The USGS claims it was the result of a small earthquake centered three miles Southeast of Sangerville, but I have an alternative explanation: it was a political tectonic shift caused by the opening of a Bernie Sanders for President office on East Main Street in Dover-Foxcroft.
Piscataquis is Maine’s most rural county and is usually considered its most politically conservative. In both 2008 and 2012 it was the only county in the state (and in 2008 the only county in all of New England) where the Republican candidate for president won the majority of the vote. Democrats haven’t won elections and haven’t had much of an organized presence there for years.
According to Piscataquis Democratic Party Secretary (and Sanders supporter) Sidney Mitchell, however, Piscataquis is the site of a new groundswell of support for the progressive, populist Vermont senator and the values he represents.

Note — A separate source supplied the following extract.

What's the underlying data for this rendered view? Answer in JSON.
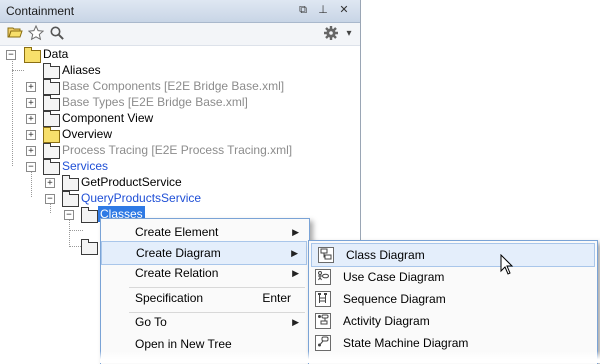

“This is an election that is finally about the most important aspects of our current dilemma as an economy that has been hijacked by the corporate culture of greed,” explained Mitchell by email. “Whether or not the ‘Red County’ blames the government or the corporations, the results are obvious and Bernie Sanders is the only candidate who has spoken with courage and voted in congress all his years against this destructive trend. We feel many who have stopped voting or who have never voted, and those who have voted Republican, will vote for Sanders.”
The opening featured food, live music and a speech by Sanders state co-chair (and Aroostook County state senate candidate) Troy Jackson. The space was set up by a self-organized local volunteer group calling themselves “Backwoods Bernies” and is now the fourth Sanders campaign office in the state following official openings in Portland, Lewiston and Bangor over the past few weeks.
Hillary Clinton’s campaign currently has only one office up and running in Portland (and will be holding an official opening soon), but they say they have volunteers across the state and will be contesting every county.
“Mainers from Avon to Allagash need a president who can deliver results that will make a real difference in their lives,” said Clinton’s Maine communications director, Meredith Thatcher. “Hillary Clinton understands that Maine isn’t a single issue state, and she’s ready to take on the struggles that families in rural Maine face every day, like the rampant epidemic of opioid abuse.”
As far as I can tell, neither the Clinton nor the Obama primary campaigns opened an office in Piscataquis County in 2008. For one to spring up organically so early this year supporting a left-leaning candidate is a rather fascinating occurrence.
Several founders of Backwoods Bernies cut their activist teeth as members of Friends of the Piscataquis Valley, a group that for the past four years has been campaigning in opposition to a proposed East-West corridor, against the weakening of environmental laws in favor of mining interests and on other issues that have pitted locals against powerful trans-national corporations.
Sanders’ ability to tap into this kind of support in a poor and rural area bolsters his claims that he can broaden the Democratic coalition, engage some of those who have been turned off of politics and lead the “political revolution” he says is necessary to bring sweeping national policy changes, including dramatically reduced corporate influence of elections, free higher education and universal health care.
I have some skepticism, but I’m willing to be convinced.
First, however, Sanders faces a series of contests in states with widely divergent demographics – first the latino and union-member dominated caucuses of Nevada, then the largely African-American electorate in South Carolina and then the broad range of states that vote on Super Tuesday.
If Sanders survives those contests against Clinton, who still has to be considered the frontrunner for the nomination, then the Backwoods Bernies and all other Maine Democrats will get their say in the state caucuses on March 6th.
“We urgently need to encourage Maine citizens to seize their Sunday, March 6th moment to vote for Bernie Sanders to, finally, mandate a progressive leadership that upholds the most basic principles of an open and just society,” said Mitchell. “All our courage must rise together.”